Hi Paul, the July 2022 annual increase paid to most eligible benefit recipients will be 1% (lowered by 0.25%). We have more information on the AI at https://www.copera.org/retirees/annual-benefit-increases.
Thanks for clarifying.
You can call them changes. I’ll call them broken promises.
According to PERA we are on track for pensions to be fully funded by 2048. The fund did quite well in 2019 up 20.4% and 2020 up 17.1%. The loss to investments was (3.3)% in 2018. Retirees received an annual increase in July 2020 and July 2021of 1.25%, if you were eligible. Zero annual adjustments in 2018 and 2019. The U.S. CPI increase for 2020 was 1.4%. I think we will see a high rate of inflation for 2021. Last few years we have experienced low rates of inflation. I think you are right for 2021 as PERA annual increase will not keep up with inflation this year.

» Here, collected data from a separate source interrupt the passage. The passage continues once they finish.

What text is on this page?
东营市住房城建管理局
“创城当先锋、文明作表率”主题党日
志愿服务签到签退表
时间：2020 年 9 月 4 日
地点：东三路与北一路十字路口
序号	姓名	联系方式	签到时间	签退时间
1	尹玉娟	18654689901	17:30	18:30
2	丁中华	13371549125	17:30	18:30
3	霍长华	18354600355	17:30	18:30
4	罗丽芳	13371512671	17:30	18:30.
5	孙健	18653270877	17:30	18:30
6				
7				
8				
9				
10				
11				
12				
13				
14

I agree – which is it? If the fund is doing so well, why aren’t the recipients?
Hi Kathleen, it’s because of automatic adjustments to member and employer contributions and annual increases that PERA remains on track to meet its long-term funding goals. We know the changes are difficult for everyone, but they’re important for keeping us on track so current and future retirees can continue to count on PERA to provide a source of income in retirement they can’t outlive.
Of course, PERA is in the GREEN as investment returns have been very profitable. So why the miserable COLA raises, especially this year? I know people are living longer, but that is not that much. Yes, PERA employees retired earlier recently, but that also means retiring at a lower percentage. These lower COLA adjustments from the last four years are eroding our retirement exponentially.
How many more years will it be before retirees get an annual increase that has any possibility of keeping up with inflation????? It has now been several years since we got an adequate annual increase .
It will never happen. Pera won’t support it much less anyone in the legislature. IMO.
Dark green at a significant cost. Employees are paying 100% for their retirement “benefit”. SAED and AED which were supposed to be temporary are like an old scar that nobody remembers and are hidden in the employer contribution side of the ledger even though one was supposed to be from dollars that would normally go for employee raises. New employees are the real victims having to work many more years to gain the same retirement benefit. Current employees have their cost of living raises halved by the increase in contributions every year. It is a little early for PERA to be patting itself on the back for a clean audit.
I recently retired ahead of schedule and below my goal. It Is wonderful to have a personal story of stability to fall back on.
My step-father passed at age 64, after receiving three times the contributions he had deposited. Most would wonder about their mother’s wellbeing as she was widowed at age 62. I never had to wonder. In her monthly option 3 benefit, she has now drawn another four times those contributions and participated in subsidized health care. Bad investment? I think not.
Everyone must also recognize they should be supplementing their retirement income from PERA with some other fund from which to keep up with inflation. Take charge of your own retirement and plan accordingly along the way.